Tyler Hackenberg: Um, no, just, uh, it's definitely a topic that is, um, Good to have and something that should definitely be talked about. I know if I've had this conversation prior to my marriage, it would have helped help the first couple of years be even better. So it's definitely something where Hey, having that [00:24:00] conversation is definitely important.
Deb Meyer: Yeah. I mean, for those that are preparing for marriage, you know, they have the Pre-Cana classes, but a lot of it doesn't necessarily talk about money. Right. It talks about some of the other, uh, values and goals that you might share, but. Uh, it, again, it varies church to church and even, uh, by diocese. So I don't think there's a lot of financial literacy out there for newlyweds or soon to be newlyweds.

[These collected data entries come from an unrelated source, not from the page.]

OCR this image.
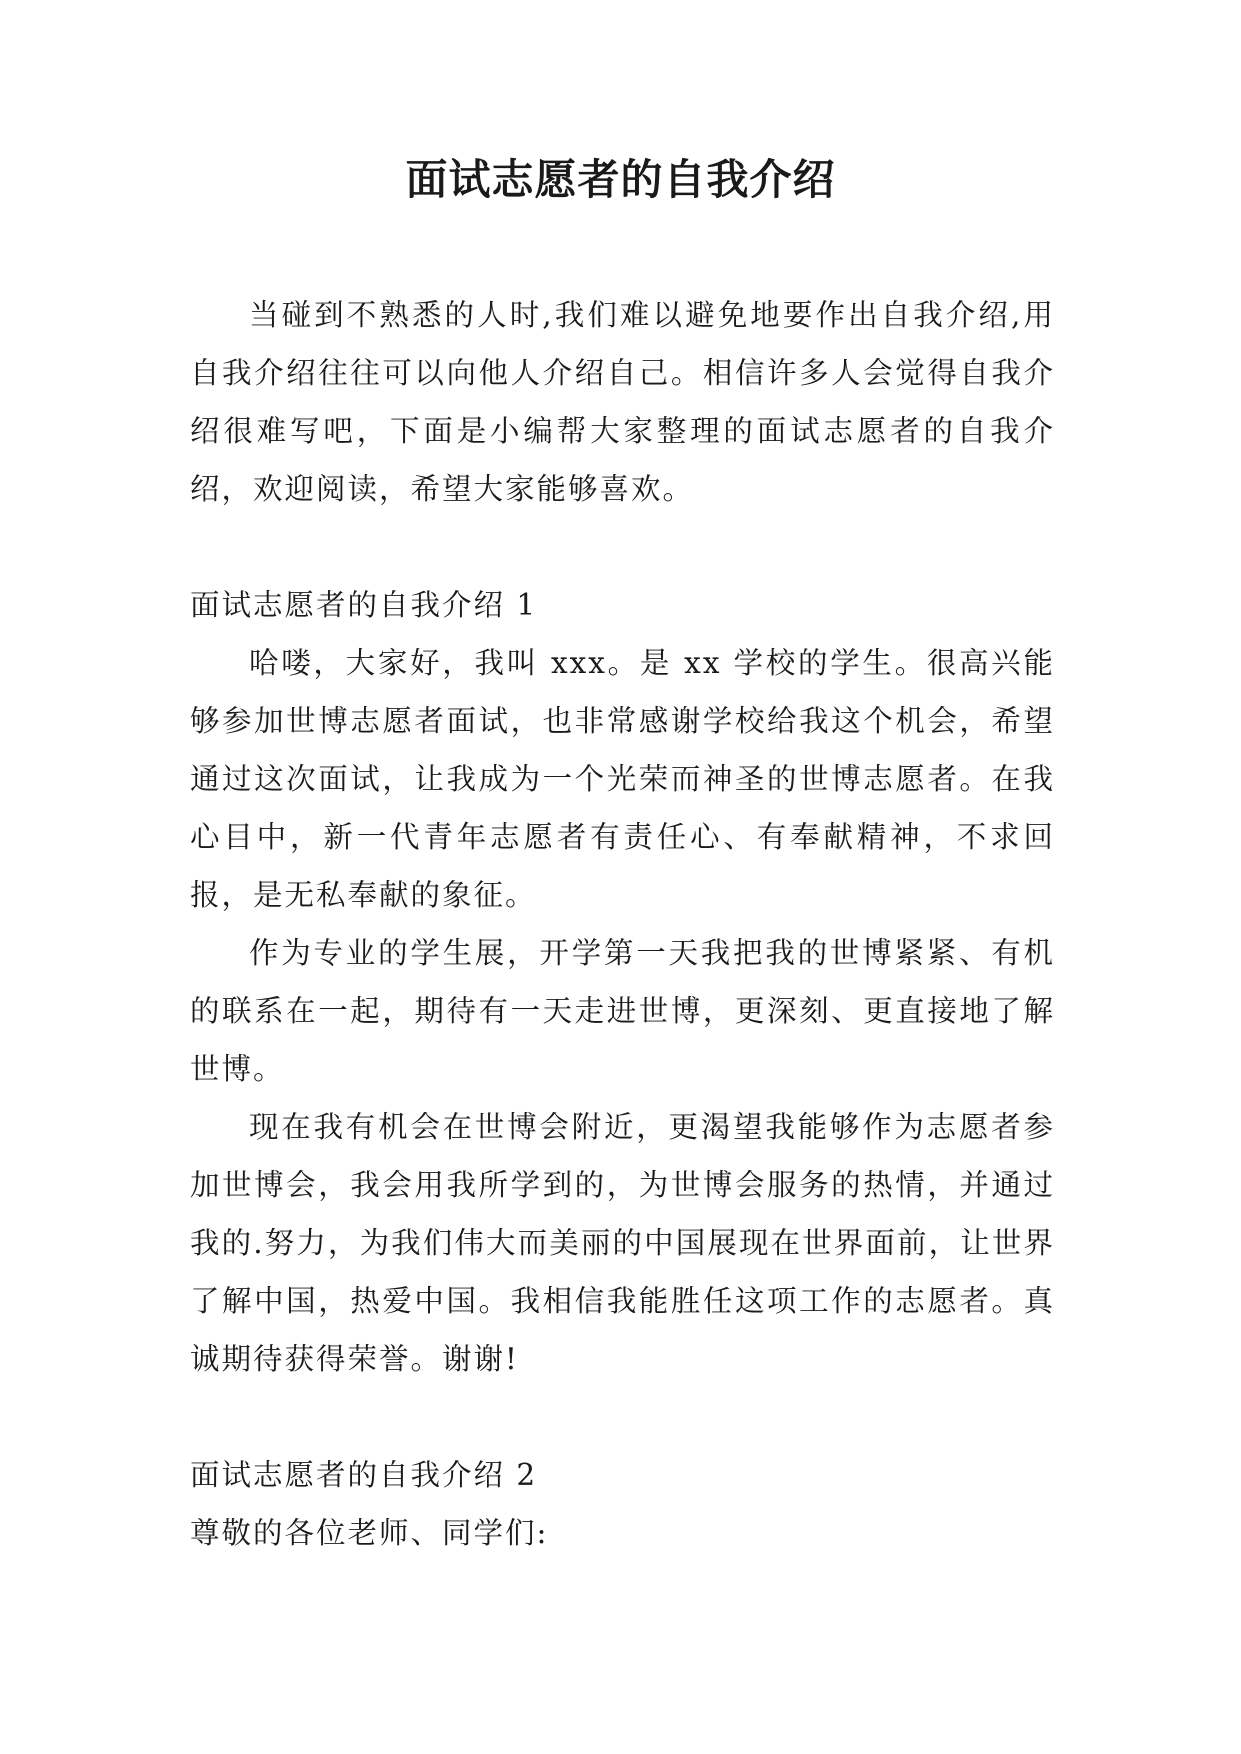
面试志愿者的自我介绍

当碰到不熟悉的人时,我们难以避免地要作出自我介绍,用自我介绍往往可以向他人介绍自己。相信许多人会觉得自我介绍很难写吧，下面是小编帮大家整理的面试志愿者的自我介绍，欢迎阅读，希望大家能够喜欢。

面试志愿者的自我介绍 1

哈喽，大家好，我叫 xxx。是 xx 学校的学生。很高兴能够参加世博志愿者面试，也非常感谢学校给我这个机会，希望通过这次面试，让我成为一个光荣而神圣的世博志愿者。在我心目中，新一代青年志愿者有责任心、有奉献精神，不求回报，是无私奉献的象征。

作为专业的学生展，开学第一天我把我的世博紧紧、有机的联系在一起，期待有一天走进世博，更深刻、更直接地了解世博。

现在我有机会在世博会附近，更渴望我能够作为志愿者参加世博会，我会用我所学到的，为世博会服务的热情，并通过我的.努力，为我们伟大而美丽的中国展现在世界面前，让世界了解中国，热爱中国。我相信我能胜任这项工作的志愿者。真诚期待获得荣誉。谢谢!

面试志愿者的自我介绍 2

尊敬的各位老师、同学们:
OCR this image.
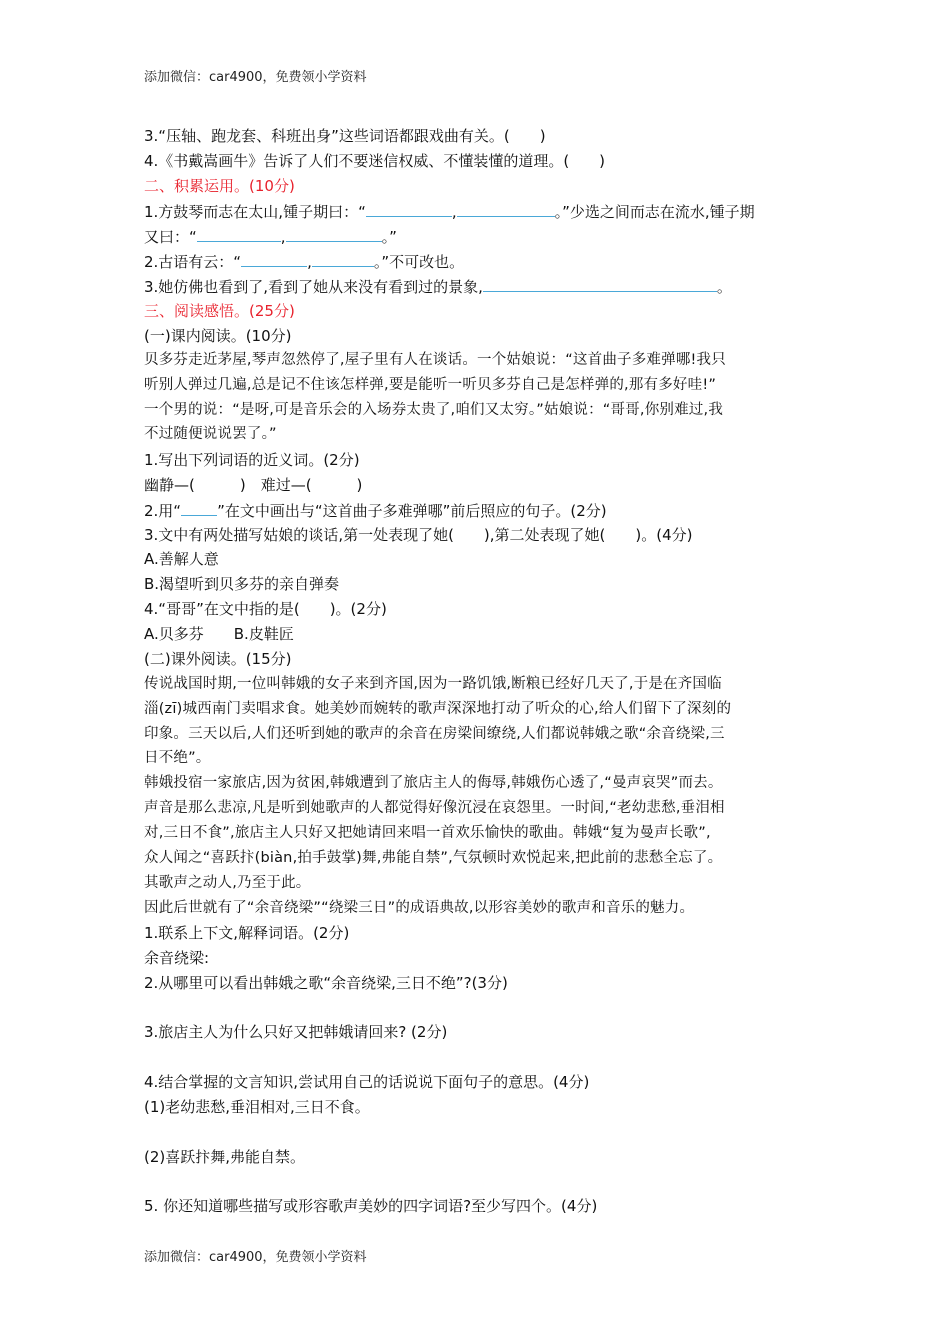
添加微信：car4900，免费领小学资料
3.“压轴、跑龙套、科班出身”这些词语都跟戏曲有关。(　　)
4.《书戴嵩画牛》告诉了人们不要迷信权威、不懂装懂的道理。(　　)
二、积累运用。(10分)
1.方鼓琴而志在太山,锺子期曰：“	,	。”少选之间而志在流水,锺子期
又曰：“	,	。”
2.古语有云：“	,	。”不可改也。
3.她仿佛也看到了,看到了她从来没有看到过的景象,	。
三、阅读感悟。(25分)
(一)课内阅读。(10分)
贝多芬走近茅屋,琴声忽然停了,屋子里有人在谈话。一个姑娘说：“这首曲子多难弹哪!我只
听别人弹过几遍,总是记不住该怎样弹,要是能听一听贝多芬自己是怎样弹的,那有多好哇!”
一个男的说：“是呀,可是音乐会的入场券太贵了,咱们又太穷。”姑娘说：“哥哥,你别难过,我
不过随便说说罢了。”
1.写出下列词语的近义词。(2分)
幽静—(　　　)　难过—(　　　)
2.用“ ”在文中画出与“这首曲子多难弹哪”前后照应的句子。(2分)
3.文中有两处描写姑娘的谈话,第一处表现了她(　　),第二处表现了她(　　)。(4分)
A.善解人意
B.渴望听到贝多芬的亲自弹奏
4.“哥哥”在文中指的是(　　)。(2分)
A.贝多芬　　B.皮鞋匠
(二)课外阅读。(15分)
传说战国时期,一位叫韩娥的女子来到齐国,因为一路饥饿,断粮已经好几天了,于是在齐国临
淄(zī)城西南门卖唱求食。她美妙而婉转的歌声深深地打动了听众的心,给人们留下了深刻的
印象。三天以后,人们还听到她的歌声的余音在房梁间缭绕,人们都说韩娥之歌“余音绕梁,三
日不绝”。
韩娥投宿一家旅店,因为贫困,韩娥遭到了旅店主人的侮辱,韩娥伤心透了,“曼声哀哭”而去。
声音是那么悲凉,凡是听到她歌声的人都觉得好像沉浸在哀怨里。一时间,“老幼悲愁,垂泪相
对,三日不食”,旅店主人只好又把她请回来唱一首欢乐愉快的歌曲。韩娥“复为曼声长歌”,
众人闻之“喜跃抃(biàn,拍手鼓掌)舞,弗能自禁”,气氛顿时欢悦起来,把此前的悲愁全忘了。
其歌声之动人,乃至于此。
因此后世就有了“余音绕梁”“绕梁三日”的成语典故,以形容美妙的歌声和音乐的魅力。
1.联系上下文,解释词语。(2分)
余音绕梁:
2.从哪里可以看出韩娥之歌“余音绕梁,三日不绝”?(3分)
3.旅店主人为什么只好又把韩娥请回来? (2分)
4.结合掌握的文言知识,尝试用自己的话说说下面句子的意思。(4分)
(1)老幼悲愁,垂泪相对,三日不食。
(2)喜跃抃舞,弗能自禁。
5. 你还知道哪些描写或形容歌声美妙的四字词语?至少写四个。(4分)
添加微信：car4900，免费领小学资料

And I know there are some good organizations, uh, compass Catholic is one of them that's really trying to create more financial literacy. I'm not sure if they have specific resources for newlyweds, but yeah. Um, there's, there's definitely, um, a movement to get more financial literacy specific to Catholics out there.
And, um, you know, we're excited to, to, um, potentially partner with them. And then, um, here at Catholic financial advisors network, we're here to be resources for those families that want one-on-one consultations and, [00:25:00] um, yeah. Better understanding some of the pathways once you've been married for a while and are working towards some joint financial goals to, to figure out what those goals are and help get you there.
Tyler Hackenberg: Yeah, absolutely.
Deb Meyer: All right. Well, thank you. This is a great episode and, uh, join us next month. We'll be talking about a new topic on the intersection of, uh, Catholicism and money.